Dewani was killed in Gugulethu on November 13 2010, and her body found the next day.
"The state has proven its case beyond reasonable doubt," Henney said.
"The case against the accused is overwhelming and the accused could barely avoid the avalanche of evidence from crashing down on him."
Mngeni stood expressionless as the judgment was delivered. His family watched wide-eyed from the gallery above.
Hordes of photographers crowded around Mngeni when he walked back down to the cells, using his walking frame.
Fingerprints condemn Mngeni
Mngeni had pleaded not guilty to hijacking, robbing and killing the tourist, who had been on honeymoon with her husband Shrien at the time.

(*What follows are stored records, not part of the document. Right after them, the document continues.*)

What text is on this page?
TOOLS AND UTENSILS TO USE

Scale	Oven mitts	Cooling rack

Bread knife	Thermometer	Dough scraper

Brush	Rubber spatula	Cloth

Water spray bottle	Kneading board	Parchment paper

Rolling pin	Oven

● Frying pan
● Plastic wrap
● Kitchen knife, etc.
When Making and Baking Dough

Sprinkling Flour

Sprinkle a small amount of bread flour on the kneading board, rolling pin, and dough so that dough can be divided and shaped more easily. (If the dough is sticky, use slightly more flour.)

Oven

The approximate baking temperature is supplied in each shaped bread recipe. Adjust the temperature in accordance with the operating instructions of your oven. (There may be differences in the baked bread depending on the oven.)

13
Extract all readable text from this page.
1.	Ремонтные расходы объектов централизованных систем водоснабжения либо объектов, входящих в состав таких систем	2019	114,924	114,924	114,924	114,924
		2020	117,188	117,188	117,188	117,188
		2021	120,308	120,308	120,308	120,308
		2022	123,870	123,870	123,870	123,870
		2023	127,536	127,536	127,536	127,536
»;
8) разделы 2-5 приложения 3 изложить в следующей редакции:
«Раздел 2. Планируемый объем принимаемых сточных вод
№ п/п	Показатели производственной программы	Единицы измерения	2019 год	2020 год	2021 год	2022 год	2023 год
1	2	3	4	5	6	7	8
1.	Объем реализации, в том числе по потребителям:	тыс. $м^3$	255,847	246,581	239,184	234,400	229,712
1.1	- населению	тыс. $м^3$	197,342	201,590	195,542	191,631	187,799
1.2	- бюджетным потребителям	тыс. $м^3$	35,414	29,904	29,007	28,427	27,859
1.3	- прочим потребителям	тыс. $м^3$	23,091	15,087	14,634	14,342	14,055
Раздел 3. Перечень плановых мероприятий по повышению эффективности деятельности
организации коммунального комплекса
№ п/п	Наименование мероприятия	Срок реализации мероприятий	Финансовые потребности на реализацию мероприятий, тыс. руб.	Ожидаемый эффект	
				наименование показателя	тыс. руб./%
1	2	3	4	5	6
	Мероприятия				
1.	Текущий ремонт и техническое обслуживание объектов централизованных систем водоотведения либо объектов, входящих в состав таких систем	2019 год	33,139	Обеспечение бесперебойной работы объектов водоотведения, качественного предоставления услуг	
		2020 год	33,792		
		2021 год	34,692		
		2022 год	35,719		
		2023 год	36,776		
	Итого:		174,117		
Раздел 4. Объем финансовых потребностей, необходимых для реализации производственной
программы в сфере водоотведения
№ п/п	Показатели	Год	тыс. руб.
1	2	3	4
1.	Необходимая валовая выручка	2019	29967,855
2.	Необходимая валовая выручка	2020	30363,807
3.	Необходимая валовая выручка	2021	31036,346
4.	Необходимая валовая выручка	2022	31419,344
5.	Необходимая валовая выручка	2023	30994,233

Mziwamadoda Qwabe and shuttle driver to the Dewanis, Zola Tongo, had already been convicted of the murder and were sentenced in terms of a plea agreement.
Henney said Mngeni was linked to the crime scene by his prints.
"Although initially vehemently denied as the fingerprint of the accused, this fact was later conceded. It can therefore be safely accepted that this was the left palm print of the accused."
A total of 26 witnesses were called by the state to strengthen its case.
The defence disputed the evidence of six witnesses. One of the witnesses was the middleman who helped set up the murder. His identity was being protected in terms of a court order.
Earlier, Henney said it needed to be remembered that Shrien Dewani had not yet been charged and no direct evidence was presented against him as it was Mngeni's trial. Shrien was in the process of being extradited from the United Kingdom.